How this happened is something that we can only imagine. Did they have something on the media's favorite maverick? Did he simply change his mind - and apologies for rolling out this overworked phrase - to "shore up the base"? Or did he actually think that she was the best idea?
However it played out, George Bush's Roveian equation of the left with the North Vietnamese is not just inflammatory, it's backwards - because it's his very own people who have broken McCain. In doing so, they have foisted one of the worst running mates in American history onto the ballot and all too close to a possible Presidency.
This is one time I think the candidate should step down to spend more time with her family. A cursory look at Sarah Palin’s personal life, details of which are exploding as from an overripe papaya:
· She's the mother of an infant
· She has four other kids
· Her 17-year-old daughter is pregnant
· She may have canned an official who refused to can her brother-in-law
That her husband has a decades-old DUI, I don’t see as fair game. He’s a grown man and she’s not in charge of what he did as a 22-year-old. She does, as a mother, have untold responsibilities to her kids. You know how much work an infant is? Not much, but it’s a ton of time, as a baby tends to have needs at any and all and often inconvenient times. Okay, so maybe she farms out that part of the mothering job; she gets a nanny. She can also hire cooks and drivers and tutors, so the day-to-day family stuff is taken care of. But the kids still need attention, and if you think older kids don’t, I will only say: ha. My 18-year-old daughter called me yesterday from JFK airport in New York (I’m in Portland, Oregon). She was in the back of a cab and wanted to know how to get to downtown Brooklyn.

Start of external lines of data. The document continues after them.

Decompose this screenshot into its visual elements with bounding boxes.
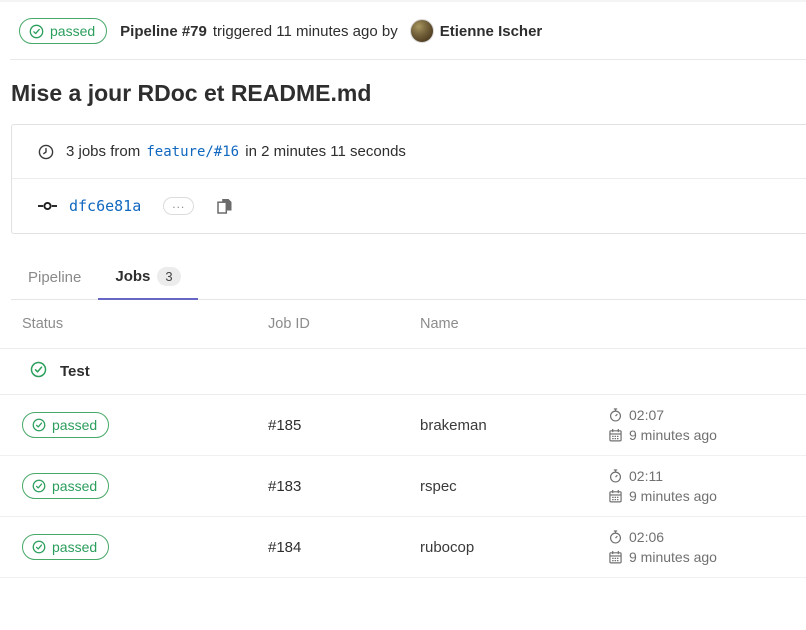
check-circle-icon [32,418,46,432]
job-name: brakeman [409,417,598,434]
calendar-icon [609,550,622,564]
table-header-row: Status Job ID Name [0,300,806,349]
job-status-badge[interactable]: passed [22,473,109,499]
jobs-duration-text: in 2 minutes 11 seconds [245,143,406,160]
job-duration: 02:11 [629,468,663,485]
job-status-label: passed [52,416,97,434]
pipeline-summary-box: 3 jobs from feature/#16 in 2 minutes 11 … [11,124,806,234]
pipeline-header-bar: passed Pipeline #79 triggered 11 minutes… [0,2,806,59]
job-finished-ago: 9 minutes ago [629,549,717,566]
column-header-job-id: Job ID [257,316,409,332]
commit-message-expand-button[interactable]: ... [163,197,194,215]
job-status-badge[interactable]: passed [22,412,109,438]
stage-row-test: Test [0,349,806,395]
calendar-icon [609,489,622,503]
stopwatch-icon [609,408,622,422]
pipeline-number: Pipeline #79 [120,23,207,40]
pipeline-status-badge[interactable]: passed [19,18,107,44]
jobs-table: Status Job ID Name Test passed [0,300,806,578]
job-id-link[interactable]: #184 [257,539,409,556]
job-duration: 02:06 [629,529,664,546]
pipeline-summary-text: Pipeline #79 triggered 11 minutes ago by… [120,19,542,43]
clock-icon [38,144,54,160]
job-id-link[interactable]: #185 [257,417,409,434]
job-name: rspec [409,478,598,495]
stage-name: Test [60,363,90,380]
job-timing: 02:06 9 minutes ago [598,529,806,566]
check-circle-icon [32,540,46,554]
tab-jobs-label: Jobs [115,268,150,285]
triggered-text: triggered 11 minutes ago by [213,23,398,40]
job-row-rubocop: passed #184 rubocop 02:06 [0,517,806,578]
tab-pipeline[interactable]: Pipeline [11,258,98,300]
job-timing: 02:11 9 minutes ago [598,468,806,505]
job-row-brakeman: passed #185 brakeman 02:07 [0,395,806,456]
jobs-count-text: 3 jobs from [66,143,140,160]
job-duration: 02:07 [629,407,664,424]
job-row-rspec: passed #183 rspec 02:11 [0,456,806,517]
job-status-label: passed [52,538,97,556]
stage-status-check-circle-icon [30,361,47,382]
stopwatch-icon [609,469,622,483]
job-id-link[interactable]: #183 [257,478,409,495]
commit-icon [38,199,57,213]
job-status-badge[interactable]: passed [22,534,109,560]
check-circle-icon [29,24,44,39]
job-finished-ago: 9 minutes ago [629,488,717,505]
header-divider [10,59,806,60]
commit-row: dfc6e81a ... [12,178,806,233]
commit-sha-link[interactable]: dfc6e81a [69,197,141,215]
user-name[interactable]: Etienne Ischer [440,23,543,40]
job-status-label: passed [52,477,97,495]
jobs-count-badge: 3 [157,267,180,286]
branch-ref-link[interactable]: feature/#16 [146,144,239,160]
job-finished-ago: 9 minutes ago [629,427,717,444]
status-badge-label: passed [50,22,95,40]
job-timing: 02:07 9 minutes ago [598,407,806,444]
tab-jobs[interactable]: Jobs 3 [98,258,197,300]
column-header-status: Status [11,316,257,332]
stopwatch-icon [609,530,622,544]
tab-pipeline-label: Pipeline [28,269,81,286]
jobs-summary-text: 3 jobs from feature/#16 in 2 minutes 11 … [66,143,406,160]
pipeline-tabs: Pipeline Jobs 3 [11,258,806,300]
calendar-icon [609,428,622,442]
jobs-summary-row: 3 jobs from feature/#16 in 2 minutes 11 … [12,125,806,178]
page-title: Mise a jour RDoc et README.md [11,79,806,107]
copy-icon[interactable] [216,197,233,215]
user-avatar[interactable] [410,19,434,43]
check-circle-icon [32,479,46,493]
column-header-name: Name [409,316,598,332]
job-name: rubocop [409,539,598,556]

“Just tell the cabbie to take whatever way has less traffic at this hour,” I told her.
“But he’s asking me which way,” she said, sounding cranky from the red-eye flight, maybe feeling a little unsafe, unsure.
And this kid’s not pregnant. Anybody out there remember the first time she was pregnant, the 100,000 questions, the fears and tears? If you were seventeen and living at home with your parents, whom would you ask? And expect to answer you? Do you farm this out, too?

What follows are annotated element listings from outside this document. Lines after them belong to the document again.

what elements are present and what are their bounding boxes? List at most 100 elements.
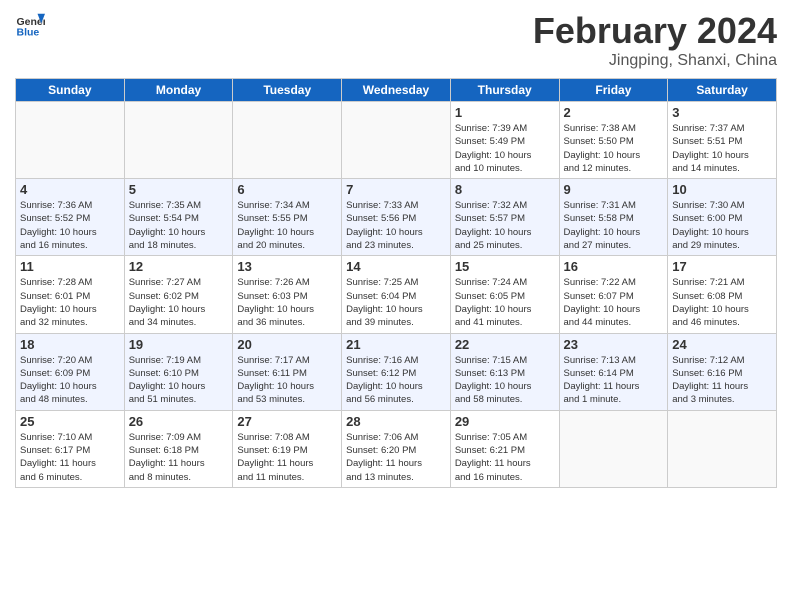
table-cell: 28 Sunrise: 7:06 AM Sunset: 6:20 PM Dayli… [342,410,451,487]
day-number: 15 [455,259,555,274]
main-title: February 2024 [533,10,777,52]
table-cell: 7 Sunrise: 7:33 AM Sunset: 5:56 PM Daylig… [342,179,451,256]
day-info: Sunrise: 7:15 AM Sunset: 6:13 PM Dayligh… [455,354,555,407]
table-cell [233,102,342,179]
calendar-header-row: Sunday Monday Tuesday Wednesday Thursday… [16,79,777,102]
table-cell: 10Sunrise: 7:30 AM Sunset: 6:00 PM Dayli… [668,179,777,256]
table-cell: 15 Sunrise: 7:24 AM Sunset: 6:05 PM Dayli… [450,256,559,333]
day-number: 16 [564,259,664,274]
day-info: Sunrise: 7:34 AM Sunset: 5:55 PM Dayligh… [237,199,337,252]
col-wednesday: Wednesday [342,79,451,102]
day-number: 14 [346,259,446,274]
table-cell: 3 Sunrise: 7:37 AM Sunset: 5:51 PM Daylig… [668,102,777,179]
table-cell: 24 Sunrise: 7:12 AM Sunset: 6:16 PM Dayli… [668,333,777,410]
calendar-row: 1Sunrise: 7:39 AM Sunset: 5:49 PM Daylig… [16,102,777,179]
day-info: Sunrise: 7:06 AM Sunset: 6:20 PM Dayligh… [346,431,446,484]
day-info: Sunrise: 7:19 AM Sunset: 6:10 PM Dayligh… [129,354,229,407]
day-number: 23 [564,337,664,352]
day-number: 28 [346,414,446,429]
table-cell: 4Sunrise: 7:36 AM Sunset: 5:52 PM Daylig… [16,179,125,256]
calendar-row: 18Sunrise: 7:20 AM Sunset: 6:09 PM Dayli… [16,333,777,410]
day-number: 2 [564,105,664,120]
day-info: Sunrise: 7:27 AM Sunset: 6:02 PM Dayligh… [129,276,229,329]
day-info: Sunrise: 7:17 AM Sunset: 6:11 PM Dayligh… [237,354,337,407]
day-number: 9 [564,182,664,197]
header: General Blue February 2024 Jingping, Sha… [15,10,777,70]
day-info: Sunrise: 7:08 AM Sunset: 6:19 PM Dayligh… [237,431,337,484]
calendar: Sunday Monday Tuesday Wednesday Thursday… [15,78,777,488]
table-cell: 13 Sunrise: 7:26 AM Sunset: 6:03 PM Dayli… [233,256,342,333]
day-number: 6 [237,182,337,197]
day-info: Sunrise: 7:35 AM Sunset: 5:54 PM Dayligh… [129,199,229,252]
calendar-row: 11 Sunrise: 7:28 AM Sunset: 6:01 PM Dayli… [16,256,777,333]
table-cell: 23Sunrise: 7:13 AM Sunset: 6:14 PM Dayli… [559,333,668,410]
table-cell: 16 Sunrise: 7:22 AM Sunset: 6:07 PM Dayli… [559,256,668,333]
table-cell: 22Sunrise: 7:15 AM Sunset: 6:13 PM Dayli… [450,333,559,410]
table-cell: 2 Sunrise: 7:38 AM Sunset: 5:50 PM Daylig… [559,102,668,179]
table-cell: 25Sunrise: 7:10 AM Sunset: 6:17 PM Dayli… [16,410,125,487]
calendar-row: 4Sunrise: 7:36 AM Sunset: 5:52 PM Daylig… [16,179,777,256]
col-sunday: Sunday [16,79,125,102]
table-cell: 11 Sunrise: 7:28 AM Sunset: 6:01 PM Dayli… [16,256,125,333]
day-info: Sunrise: 7:28 AM Sunset: 6:01 PM Dayligh… [20,276,120,329]
day-number: 8 [455,182,555,197]
table-cell: 20 Sunrise: 7:17 AM Sunset: 6:11 PM Dayli… [233,333,342,410]
table-cell: 19 Sunrise: 7:19 AM Sunset: 6:10 PM Dayli… [124,333,233,410]
day-info: Sunrise: 7:25 AM Sunset: 6:04 PM Dayligh… [346,276,446,329]
day-number: 19 [129,337,229,352]
day-info: Sunrise: 7:12 AM Sunset: 6:16 PM Dayligh… [672,354,772,407]
day-number: 29 [455,414,555,429]
col-thursday: Thursday [450,79,559,102]
day-number: 3 [672,105,772,120]
table-cell: 29 Sunrise: 7:05 AM Sunset: 6:21 PM Dayli… [450,410,559,487]
table-cell: 18Sunrise: 7:20 AM Sunset: 6:09 PM Dayli… [16,333,125,410]
day-info: Sunrise: 7:22 AM Sunset: 6:07 PM Dayligh… [564,276,664,329]
table-cell: 9 Sunrise: 7:31 AM Sunset: 5:58 PM Daylig… [559,179,668,256]
day-info: Sunrise: 7:33 AM Sunset: 5:56 PM Dayligh… [346,199,446,252]
day-number: 18 [20,337,120,352]
day-info: Sunrise: 7:26 AM Sunset: 6:03 PM Dayligh… [237,276,337,329]
col-monday: Monday [124,79,233,102]
page: General Blue February 2024 Jingping, Sha… [0,0,792,612]
table-cell [668,410,777,487]
day-number: 12 [129,259,229,274]
table-cell: 6 Sunrise: 7:34 AM Sunset: 5:55 PM Daylig… [233,179,342,256]
title-block: February 2024 Jingping, Shanxi, China [533,10,777,70]
day-info: Sunrise: 7:21 AM Sunset: 6:08 PM Dayligh… [672,276,772,329]
day-info: Sunrise: 7:05 AM Sunset: 6:21 PM Dayligh… [455,431,555,484]
table-cell [16,102,125,179]
day-info: Sunrise: 7:38 AM Sunset: 5:50 PM Dayligh… [564,122,664,175]
day-info: Sunrise: 7:16 AM Sunset: 6:12 PM Dayligh… [346,354,446,407]
day-number: 11 [20,259,120,274]
day-number: 26 [129,414,229,429]
day-number: 7 [346,182,446,197]
table-cell: 26 Sunrise: 7:09 AM Sunset: 6:18 PM Dayli… [124,410,233,487]
day-number: 4 [20,182,120,197]
day-number: 20 [237,337,337,352]
day-number: 24 [672,337,772,352]
table-cell [124,102,233,179]
col-saturday: Saturday [668,79,777,102]
logo-icon: General Blue [15,10,45,40]
day-info: Sunrise: 7:39 AM Sunset: 5:49 PM Dayligh… [455,122,555,175]
day-info: Sunrise: 7:09 AM Sunset: 6:18 PM Dayligh… [129,431,229,484]
day-number: 13 [237,259,337,274]
table-cell: 14 Sunrise: 7:25 AM Sunset: 6:04 PM Dayli… [342,256,451,333]
table-cell: 12 Sunrise: 7:27 AM Sunset: 6:02 PM Dayli… [124,256,233,333]
day-number: 21 [346,337,446,352]
svg-text:Blue: Blue [17,27,40,39]
day-number: 17 [672,259,772,274]
table-cell [559,410,668,487]
day-number: 27 [237,414,337,429]
day-info: Sunrise: 7:32 AM Sunset: 5:57 PM Dayligh… [455,199,555,252]
day-info: Sunrise: 7:30 AM Sunset: 6:00 PM Dayligh… [672,199,772,252]
table-cell: 5Sunrise: 7:35 AM Sunset: 5:54 PM Daylig… [124,179,233,256]
day-info: Sunrise: 7:31 AM Sunset: 5:58 PM Dayligh… [564,199,664,252]
calendar-row: 25Sunrise: 7:10 AM Sunset: 6:17 PM Dayli… [16,410,777,487]
day-info: Sunrise: 7:37 AM Sunset: 5:51 PM Dayligh… [672,122,772,175]
day-info: Sunrise: 7:24 AM Sunset: 6:05 PM Dayligh… [455,276,555,329]
table-cell: 21 Sunrise: 7:16 AM Sunset: 6:12 PM Dayli… [342,333,451,410]
col-friday: Friday [559,79,668,102]
table-cell: 8 Sunrise: 7:32 AM Sunset: 5:57 PM Daylig… [450,179,559,256]
table-cell: 17 Sunrise: 7:21 AM Sunset: 6:08 PM Dayli… [668,256,777,333]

I imagine there are people reading this whose hair is going up in flames at the idea I’m suggesting the above might be a mother’s job, and interpret this to mean, I don’t think a woman should be president. Bull. But I don’t think this woman should be president right now. I think it is nigh impossible for her to optimally perform both jobs at the same time. Would I be of the same opinion if Palin were a man? I don’t know. And if I thought she would make a truly outstanding president, would I surmise she could do both? Yes.

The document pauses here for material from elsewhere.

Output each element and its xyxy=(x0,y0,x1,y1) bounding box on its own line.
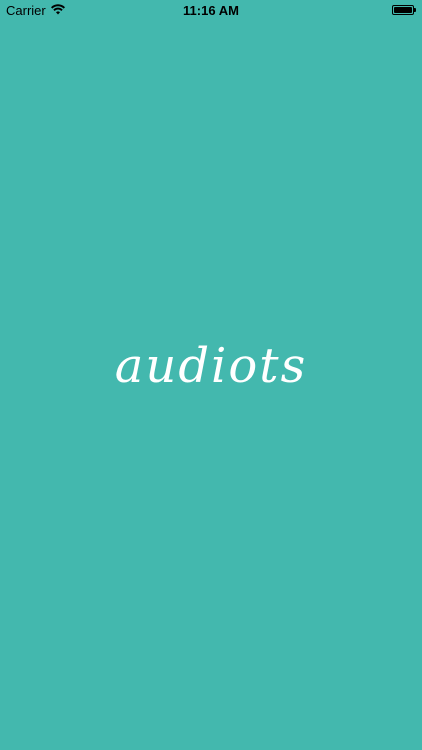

But I don't think she would. Leaving off any parent’s responsibilities, let's look at the responsibilities of a politician. From the Washington Independent:
If a small-town mayor ever ruled with an iron fist — it was Palin. Eleven days after taking office in 1996, she mailed letters to each of the city’s top managers requesting that they resign as a test of loyalty.The Anchorage Daily News at the time reported the strange events: (via Nexis)
Mayor Sarah Palin sent the resignation requests Thursday to Police Chief Irl Stambaugh, public works director Jack Felton, finance director Duane Dvorak and Mary Ellen Emmons, the head of libraries. A fifth director — John Cooper, who oversaw the city museum — resigned earlier this month after Palin eliminated his position.
Cooper initially resisted resigning, but to no avail. Palin also later fired the police chief, saying she knew in her “heart” that he did not support her. She left the head of libraries a letter saying she was out — though Palin later decided to spare the librarian after being convinced that she would tow the line.
Go home, Sarah Palin, and use that "heart" to support your family, though there are questions as to the costs of that loyalty, too.